The Secrets at Ocean’s Edge
Set on the coast of Western Australia during the Great Depression years, this is the story of four members of a family dealing with the challenges of life during that difficult period and all the while keeping secrets, some even from themselves.
Ernie fails at a farming enterprise and takes his family to Dongarra, where he embarks on a new guesthouse venture and is convinced that “life would come good for them.” Lily is his long-suffering wife with social aspirations who tries to ingratiate herself with the “right sort” and influential members of the close-knit community.

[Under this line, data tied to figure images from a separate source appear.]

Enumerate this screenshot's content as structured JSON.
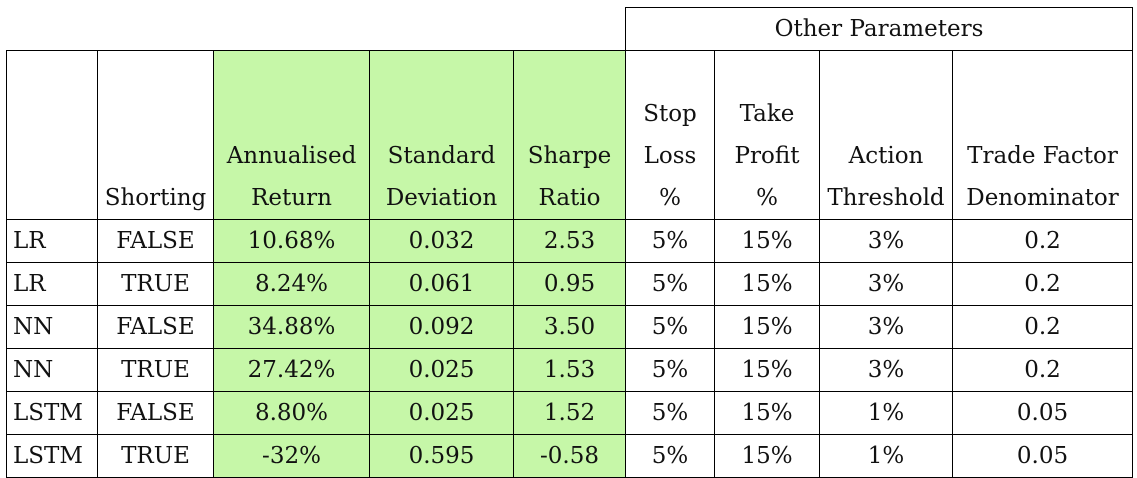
{
  "group_header": "Other Parameters",
  "columns": [
    {
      "lines": [
        "",
        "",
        "",
        "Shorting"
      ]
    },
    {
      "lines": [
        "",
        "",
        "Annualised",
        "Return"
      ]
    },
    {
      "lines": [
        "",
        "",
        "Standard",
        "Deviation"
      ]
    },
    {
      "lines": [
        "",
        "",
        "Sharpe",
        "Ratio"
      ]
    },
    {
      "lines": [
        "",
        "Stop",
        "Loss",
        "%"
      ]
    },
    {
      "lines": [
        "",
        "Take",
        "Profit",
        "%"
      ]
    },
    {
      "lines": [
        "",
        "",
        "Action",
        "Threshold"
      ]
    },
    {
      "lines": [
        "",
        "",
        "Trade Factor",
        "Denominator"
      ]
    }
  ],
  "rows": [
    {
      "model": "LR",
      "shorting": "FALSE",
      "return": "10.68%",
      "std": "0.032",
      "sharpe": "2.53",
      "stop": "5%",
      "take": "15%",
      "action": "3%",
      "trade": "0.2"
    },
    {
      "model": "LR",
      "shorting": "TRUE",
      "return": "8.24%",
      "std": "0.061",
      "sharpe": "0.95",
      "stop": "5%",
      "take": "15%",
      "action": "3%",
      "trade": "0.2"
    },
    {
      "model": "NN",
      "shorting": "FALSE",
      "return": "34.88%",
      "std": "0.092",
      "sharpe": "3.50",
      "stop": "5%",
      "take": "15%",
      "action": "3%",
      "trade": "0.2"
    },
    {
      "model": "NN",
      "shorting": "TRUE",
      "return": "27.42%",
      "std": "0.025",
      "sharpe": "1.53",
      "stop": "5%",
      "take": "15%",
      "action": "3%",
      "trade": "0.2"
    },
    {
      "model": "LSTM",
      "shorting": "FALSE",
      "return": "8.80%",
      "std": "0.025",
      "sharpe": "1.52",
      "stop": "5%",
      "take": "15%",
      "action": "1%",
      "trade": "0.05"
    },
    {
      "model": "LSTM",
      "shorting": "TRUE",
      "return": "-32%",
      "std": "0.595",
      "sharpe": "-0.58",
      "stop": "5%",
      "take": "15%",
      "action": "1%",
      "trade": "0.05"
    }
  ]
}
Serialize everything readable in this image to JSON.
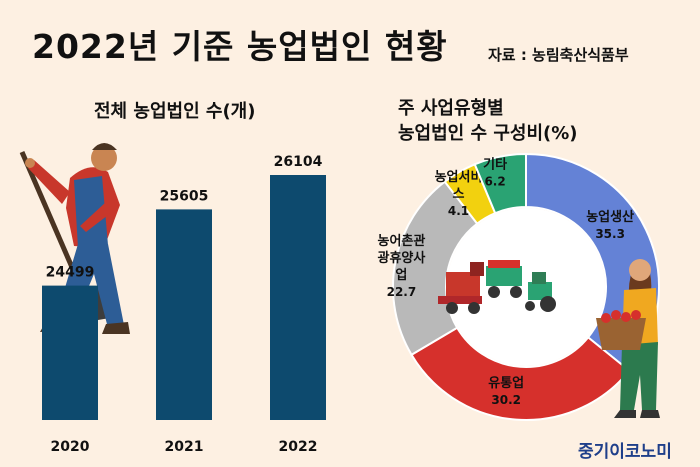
{
  "header": {
    "title": "2022년 기준 농업법인 현황",
    "source": "자료 : 농림축산식품부"
  },
  "watermark": "중기이코노미",
  "colors": {
    "background": "#fdf0e2",
    "bar": "#0d4a6e",
    "slice_farm_production": "#6482d6",
    "slice_distribution": "#d6302c",
    "slice_tourism": "#b9b9b9",
    "slice_service": "#f2d10f",
    "slice_other": "#2aa373"
  },
  "chart_data": [
    {
      "type": "bar",
      "title": "전체 농업법인 수(개)",
      "categories": [
        "2020",
        "2021",
        "2022"
      ],
      "values": [
        24499,
        25605,
        26104
      ],
      "data_labels": [
        "24499",
        "25605",
        "26104"
      ]
    },
    {
      "type": "pie",
      "title_line1": "주 사업유형별",
      "title_line2": "농업법인 수 구성비(%)",
      "slices": [
        {
          "label_lines": [
            "농업생산"
          ],
          "value": 35.3,
          "value_label": "35.3",
          "color": "#6482d6"
        },
        {
          "label_lines": [
            "유통업"
          ],
          "value": 30.2,
          "value_label": "30.2",
          "color": "#d6302c"
        },
        {
          "label_lines": [
            "농어촌관",
            "광휴양사",
            "업"
          ],
          "value": 22.7,
          "value_label": "22.7",
          "color": "#b9b9b9"
        },
        {
          "label_lines": [
            "농업서비",
            "스"
          ],
          "value": 4.1,
          "value_label": "4.1",
          "color": "#f2d10f"
        },
        {
          "label_lines": [
            "기타"
          ],
          "value": 6.2,
          "value_label": "6.2",
          "color": "#2aa373"
        }
      ]
    }
  ]
}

Their daughter Girlie is the sensitive child who has to try and fit into this new environment. And then there is Tommy, Lily’s itinerant shell-shocked brother, who still suffers hallucinations and nightmares generated by the trenches of World War I.

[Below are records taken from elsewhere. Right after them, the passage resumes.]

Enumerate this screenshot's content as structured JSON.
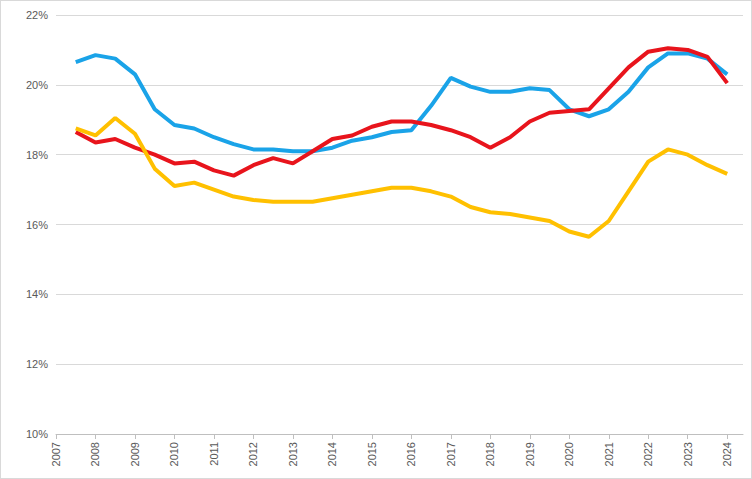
{
  "chart_data": {
    "type": "line",
    "x": [
      2007.5,
      2008.0,
      2008.5,
      2009.0,
      2009.5,
      2010.0,
      2010.5,
      2011.0,
      2011.5,
      2012.0,
      2012.5,
      2013.0,
      2013.5,
      2014.0,
      2014.5,
      2015.0,
      2015.5,
      2016.0,
      2016.5,
      2017.0,
      2017.5,
      2018.0,
      2018.5,
      2019.0,
      2019.5,
      2020.0,
      2020.5,
      2021.0,
      2021.5,
      2022.0,
      2022.5,
      2023.0,
      2023.5,
      2024.0
    ],
    "series": [
      {
        "color": "#1AA3E8",
        "values": [
          20.65,
          20.85,
          20.75,
          20.3,
          19.3,
          18.85,
          18.75,
          18.5,
          18.3,
          18.15,
          18.15,
          18.1,
          18.1,
          18.2,
          18.4,
          18.5,
          18.65,
          18.7,
          19.4,
          20.2,
          19.95,
          19.8,
          19.8,
          19.9,
          19.85,
          19.3,
          19.1,
          19.3,
          19.8,
          20.5,
          20.9,
          20.9,
          20.75,
          20.3
        ]
      },
      {
        "color": "#E8141C",
        "values": [
          18.65,
          18.35,
          18.45,
          18.2,
          18.0,
          17.75,
          17.8,
          17.55,
          17.4,
          17.7,
          17.9,
          17.75,
          18.1,
          18.45,
          18.55,
          18.8,
          18.95,
          18.95,
          18.85,
          18.7,
          18.5,
          18.2,
          18.5,
          18.95,
          19.2,
          19.25,
          19.3,
          19.9,
          20.5,
          20.95,
          21.05,
          21.0,
          20.8,
          20.05
        ]
      },
      {
        "color": "#FFC000",
        "values": [
          18.75,
          18.55,
          19.05,
          18.6,
          17.6,
          17.1,
          17.2,
          17.0,
          16.8,
          16.7,
          16.65,
          16.65,
          16.65,
          16.75,
          16.85,
          16.95,
          17.05,
          17.05,
          16.95,
          16.8,
          16.5,
          16.35,
          16.3,
          16.2,
          16.1,
          15.8,
          15.65,
          16.1,
          16.95,
          17.8,
          18.15,
          18.0,
          17.7,
          17.45
        ]
      }
    ],
    "xlim": [
      2007,
      2024.4
    ],
    "xticks": [
      2007,
      2008,
      2009,
      2010,
      2011,
      2012,
      2013,
      2014,
      2015,
      2016,
      2017,
      2018,
      2019,
      2020,
      2021,
      2022,
      2023,
      2024
    ],
    "ylim": [
      10,
      22
    ],
    "yticks": [
      {
        "value": 10,
        "label": "10%"
      },
      {
        "value": 12,
        "label": "12%"
      },
      {
        "value": 14,
        "label": "14%"
      },
      {
        "value": 16,
        "label": "16%"
      },
      {
        "value": 18,
        "label": "18%"
      },
      {
        "value": 20,
        "label": "20%"
      },
      {
        "value": 22,
        "label": "22%"
      }
    ],
    "grid": true
  }
}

Through these four points of view there is a tender unravelling of the many misunderstandings, lies, broken promises, and hidden secrets that have woven these characters together. Tommy is gut-wrenchingly tragic, and Lily is particularly well-written and perhaps the most intriguing. The background research and 1930s atmosphere are excellent, and all the characters behave in a manner appropriate to their place in history, including their uncomfortable attitude towards Aboriginal people. As with other novels that are inspired by their authors’ ancestry, here you will find that special extra quality of storytelling that is only found in truth.
If you enjoyed similar recent Australian novels such as Joy Rhoades’ The Woolgrower’s Companion, Lucy Treloar’s Salt Creek, Lisa Bigelow’s We That Are Left, and Rosalie Ham’s The Dressmaker, then this is definitely for you.